# Effect inference with timeseries data

In this notebook, we will look at an example of causal effect inference from timeseries data. We will use DoWhy's functionality to add temporal dependencies to a causal graph and estimate causal effect based on the augmented graph.  

In [None]:
import networkx as nx
import pandas as pd
from dowhy.utils.timeseries import create_graph_from_csv,create_graph_from_user
from dowhy.utils.plotting import plot, pretty_print_graph

## Loading timeseries data and causal graph

In [None]:
# read the dataframe in a csv format from the user
dataset_path="../datasets/temporal_dataset.csv"
dataframe=pd.read_csv(dataset_path)

In temporal causal inference, accurately estimating causal effects often requires accounting for time lags between nodes in a graph. For instance, if $node_1$ influences $node_2$ with a time lag of 5 timestamps, we represent this dependency as $node_1(t-5)$ -> $node_2(t)$.

We can provide the causal graph as a networkx DAG or as a dot file. The edge attributes should mention the maximum `time_lag` that is associated with each edge (if any).

In [None]:
from dowhy.utils.timeseries import create_graph_from_dot_format

file_path = "../datasets/temporal_graph.dot"

graph = create_graph_from_dot_format(file_path)
plot(graph)


We can also create a csv file with the edges in the temporal graph. The columns in the csv are node1, node2, time_lag which represents an directed edge node1 -> node2 with the time lag of time_lag. Let us consider the following graph as the input:

| node1  | node2  | time_lag |
|--------|--------|----------|
| V1     | V2     | 3        |
| V2     | V3     | 4        |
| V5     | V6     | 1        |
| V4     | V7     | 4        |
| V7     | V6     | 3        |

In [None]:
# Input a csv file with the edges in the graph with the columns: node_1,node_2,time_lag
file_path = "../datasets/temporal_graph.csv"

# Create the graph from the CSV file
graph = create_graph_from_csv(file_path)
plot(graph)

## Dataset Shifting and Filtering

To prepare the dataset for temporal causal inference, we need to shift the columns by the given time lag.
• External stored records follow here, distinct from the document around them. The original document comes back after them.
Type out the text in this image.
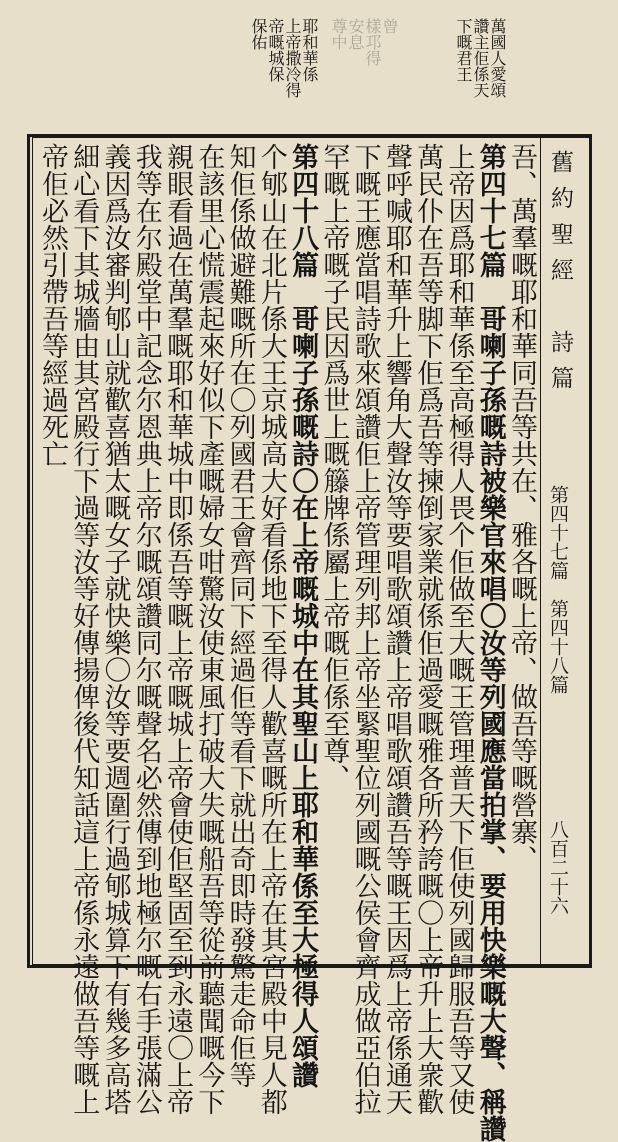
萬國人愛頌
讚主佢係天
下嘅君王
曾
樣邛得
安息
尊中
耶和華係
上帝撒冷得
帝嘅城保
保佑
舊約聖經　詩篇
第四十七篇　第四十八篇
八百二十六
吾、萬羣嘅耶和華同吾等共在、雅各嘅上帝、做吾等嘅營寨、
第四十七篇　哥喇子孫嘅詩被樂官來唱〇汝等列國應當拍掌、要用快樂嘅大聲、稱讚
上帝因爲耶和華係至高極得人畏个佢做至大嘅王管理普天下佢使列國歸服吾等又使
萬民仆在吾等脚下佢爲吾等揀倒家業就係佢過愛嘅雅各所矜誇嘅〇上帝升上大衆歡
聲呼喊耶和華升上響角大聲汝等要唱歌頌讚上帝唱歌頌讚吾等嘅王因爲上帝係通天
下嘅王應當唱詩歌來頌讚佢上帝管理列邦上帝坐緊聖位列國嘅公侯會齊成做亞伯拉
罕嘅上帝嘅子民因爲世上嘅籐牌係屬上帝嘅佢係至尊、
第四十八篇　哥喇子孫嘅詩〇在上帝嘅城中在其聖山上耶和華係至大極得人頌讚
个郇山在北片係大王京城高大好看係地下至得人歡喜嘅所在上帝在其宮殿中見人都
知佢係做避難嘅所在〇列國君王會齊同下經過佢等看下就出奇即時發驚走命佢等
在該里心慌震起來好似下產嘅婦女咁驚汝使東風打破大失嘅船吾等從前聽聞嘅今下
親眼看過在萬羣嘅耶和華城中即係吾等嘅上帝嘅城上帝會使佢堅固至到永遠〇上帝
我等在尔殿堂中記念尔恩典上帝尔嘅頌讚同尔嘅聲名必然傳到地極尔嘅右手張滿公
義因爲汝審判郇山就歡喜猶太嘅女子就快樂〇汝等要週圍行過郇城算下有幾多高塔
細心看下其城牆由其宮殿行下過等汝等好傳揚俾後代知話這上帝係永遠做吾等嘅上
帝佢必然引帶吾等經過死亡
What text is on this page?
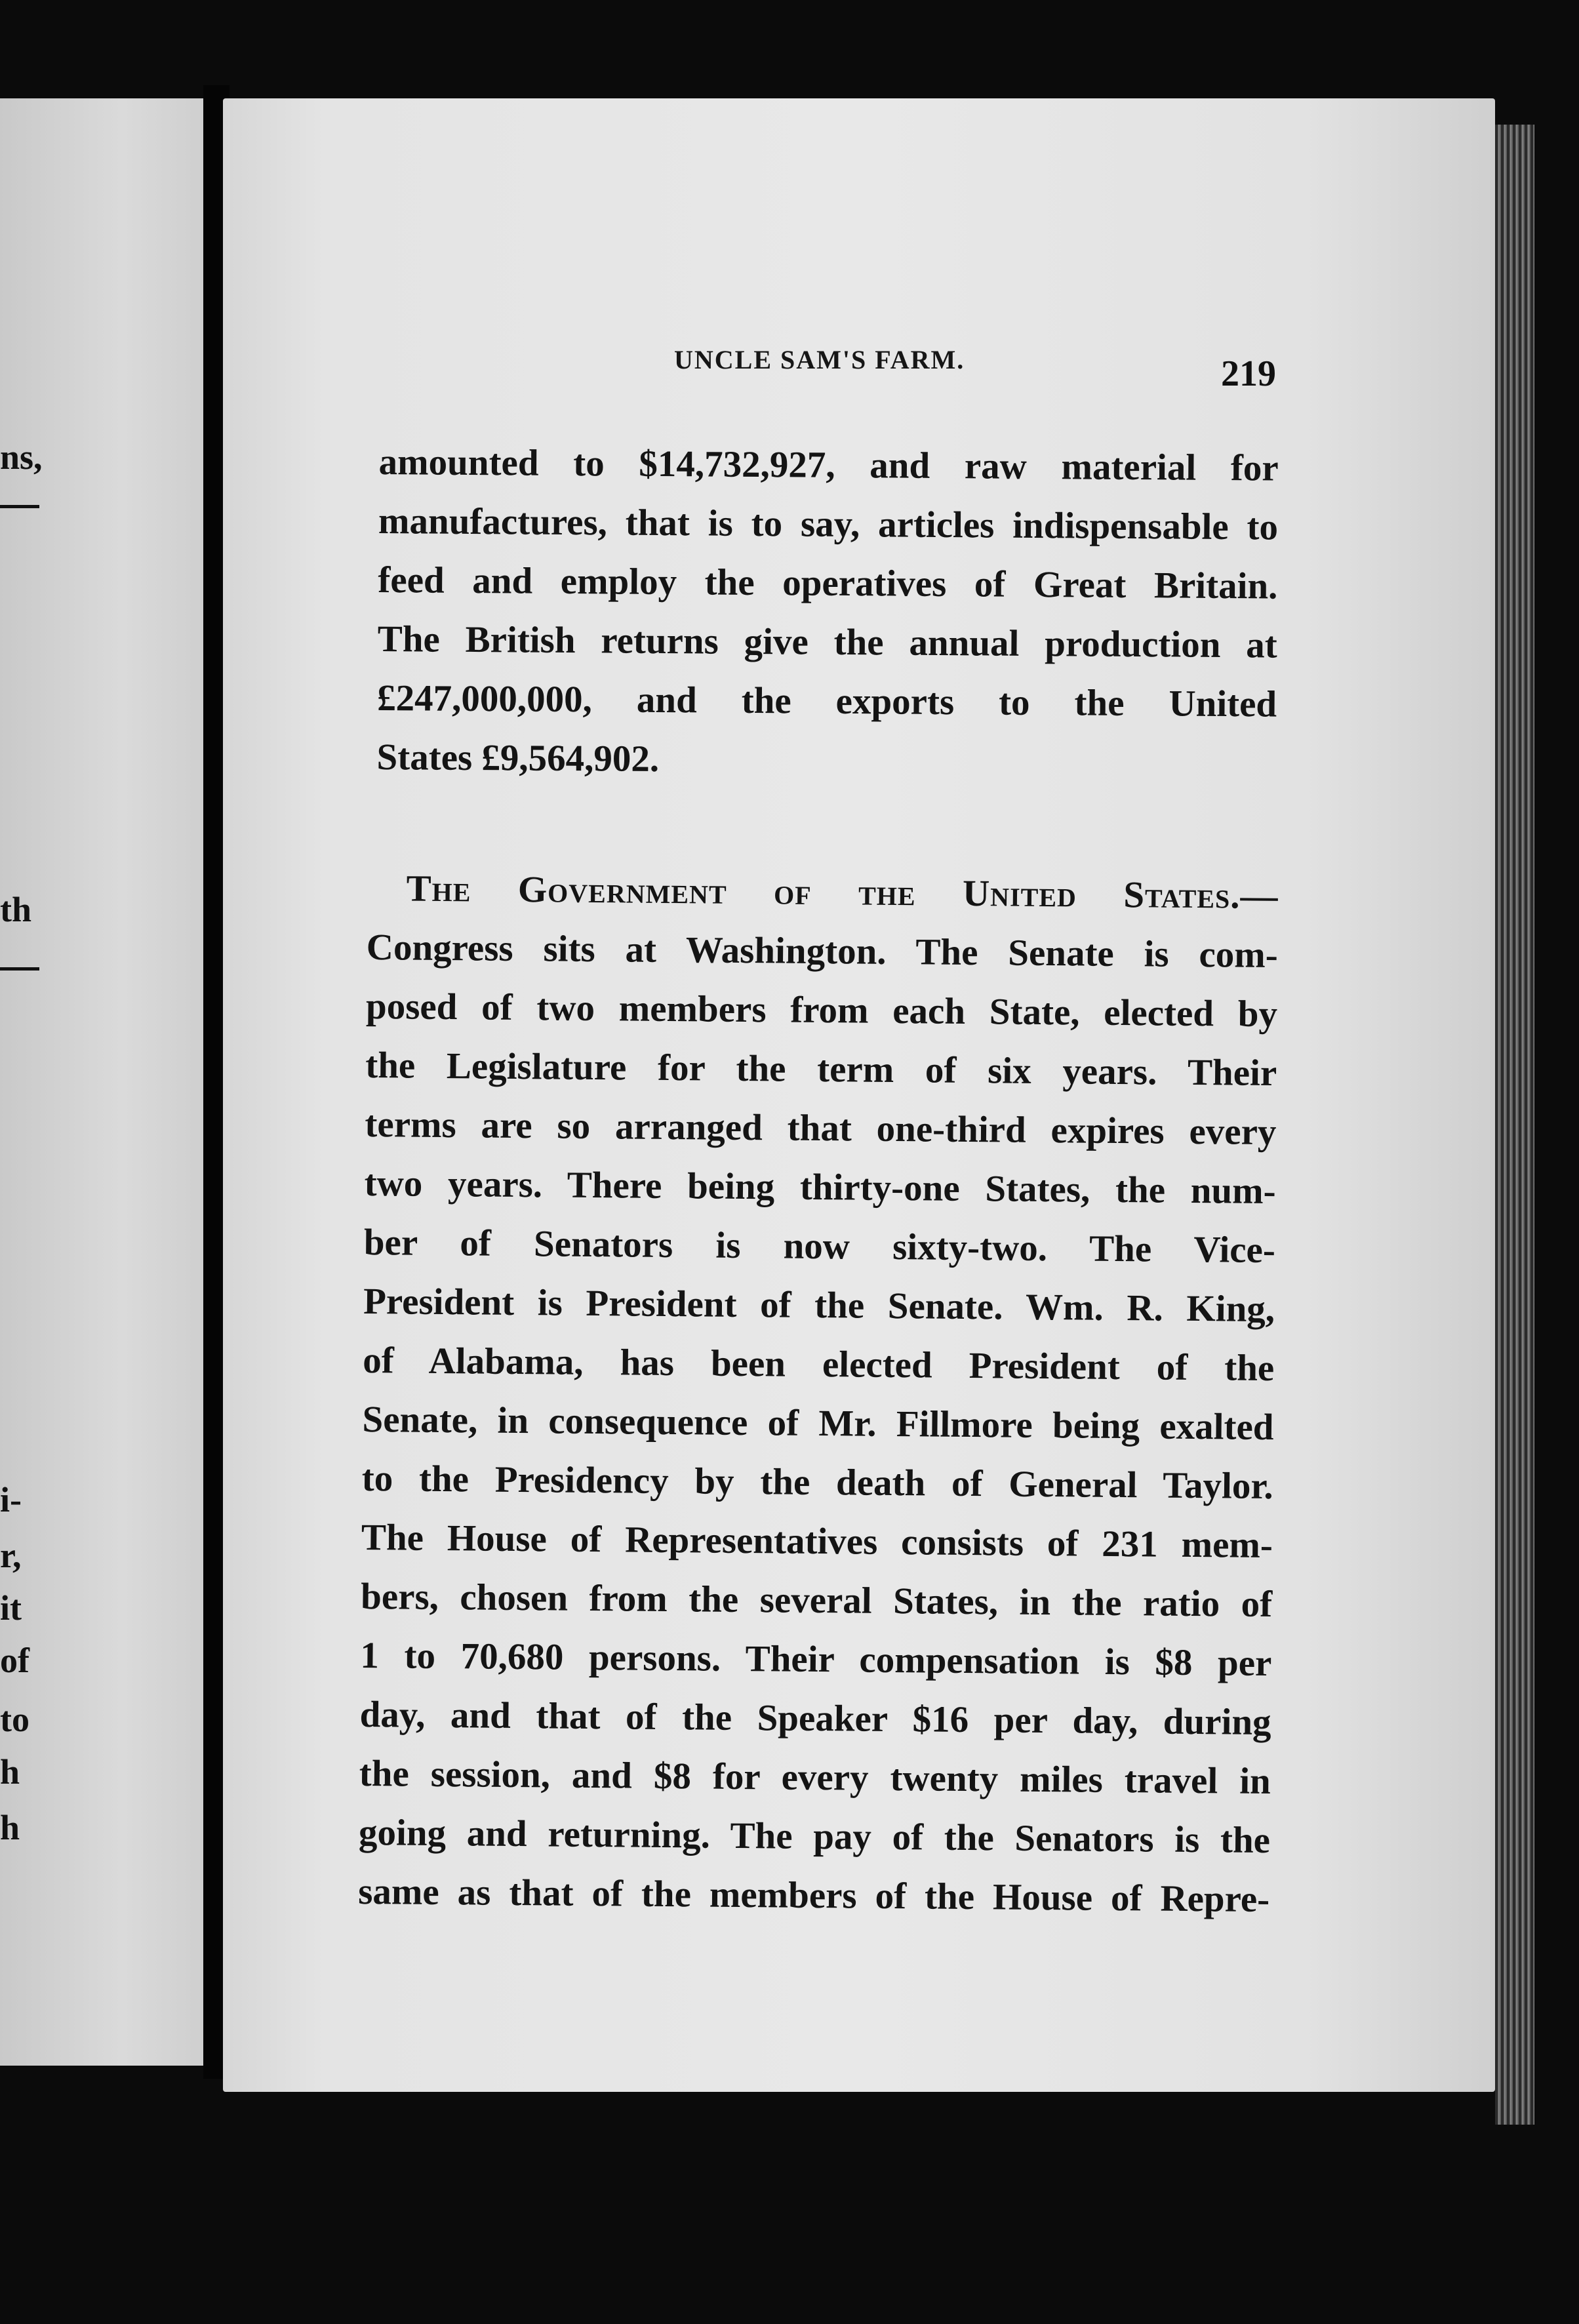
ns,
th
i-
r,
it
of
to
h
h
UNCLE SAM'S FARM.	219
amounted to $14,732,927, and raw material for
manufactures, that is to say, articles indispensable to
feed and employ the operatives of Great Britain.
The British returns give the annual production at
£247,000,000, and the exports to the United
States £9,564,902.
The Government of the United States.—
Congress sits at Washington. The Senate is com-
posed of two members from each State, elected by
the Legislature for the term of six years. Their
terms are so arranged that one-third expires every
two years. There being thirty-one States, the num-
ber of Senators is now sixty-two. The Vice-
President is President of the Senate. Wm. R. King,
of Alabama, has been elected President of the
Senate, in consequence of Mr. Fillmore being exalted
to the Presidency by the death of General Taylor.
The House of Representatives consists of 231 mem-
bers, chosen from the several States, in the ratio of
1 to 70,680 persons. Their compensation is $8 per
day, and that of the Speaker $16 per day, during
the session, and $8 for every twenty miles travel in
going and returning. The pay of the Senators is the
same as that of the members of the House of Repre-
For example, in the causal graph above, $node_1(t-3)$ -> $node_2(t)$ with a lag of 3. When considering $node_2$ as the target node, the data for $node_1$ should be shifted down by 3 timestamps. This adjustment ensures that the edge $node_1$ -> $node_2$ accurately represents the lagged dependency. Shifting the data in this manner creates additional columns and allows downstream estimators to acccess the correct values in the same row of a dataframe. 

In [None]:
from dowhy.timeseries.temporal_shift import find_lagged_parents,shift_columns_by_lag, find_ancestors

In [None]:
# the outcome node for which effect estimation has to be done, node:6
target_node = 'V6'

# find the action nodes of the given target node with respective lag times
parents, time_lags = find_lagged_parents(graph, target_node)
ancestors = find_ancestors(graph, target_node)
print ("Parents of the target node with respective time lags: ", parents, time_lags)
print ("Ancestors of the target node: ", ancestors)

In [None]:
time_lags

In [None]:
time_shifted_df = shift_columns_by_lag(dataframe,parents,time_lags,ancestors,filter=True, child_node=target_node)
time_shifted_df.head()

## Causal Effect Estimation

Once you have the new dataframe, causal effect estimation can be performed on the target node with respect to the action nodes.

In [None]:
# inlcude specific treatments
treatment = 'V7'
treatment_columns = [treatment] + [f"{treatment}_lag{i}" for i in range(1, int(time_lags[parents.index(treatment)] + 1) ) ]
treatment_columns

In [None]:
# include all the treatments
treatment_columns = list(time_shifted_df.columns)
treatment_columns.remove(target_node)
treatment_columns

In [None]:
# perform causal effect estimation on this new dataset
import dowhy
from dowhy import CausalModel

model = CausalModel(
    data=time_shifted_df,
    treatment=treatment_columns,
    outcome=target_node
)

identified_estimand = model.identify_effect()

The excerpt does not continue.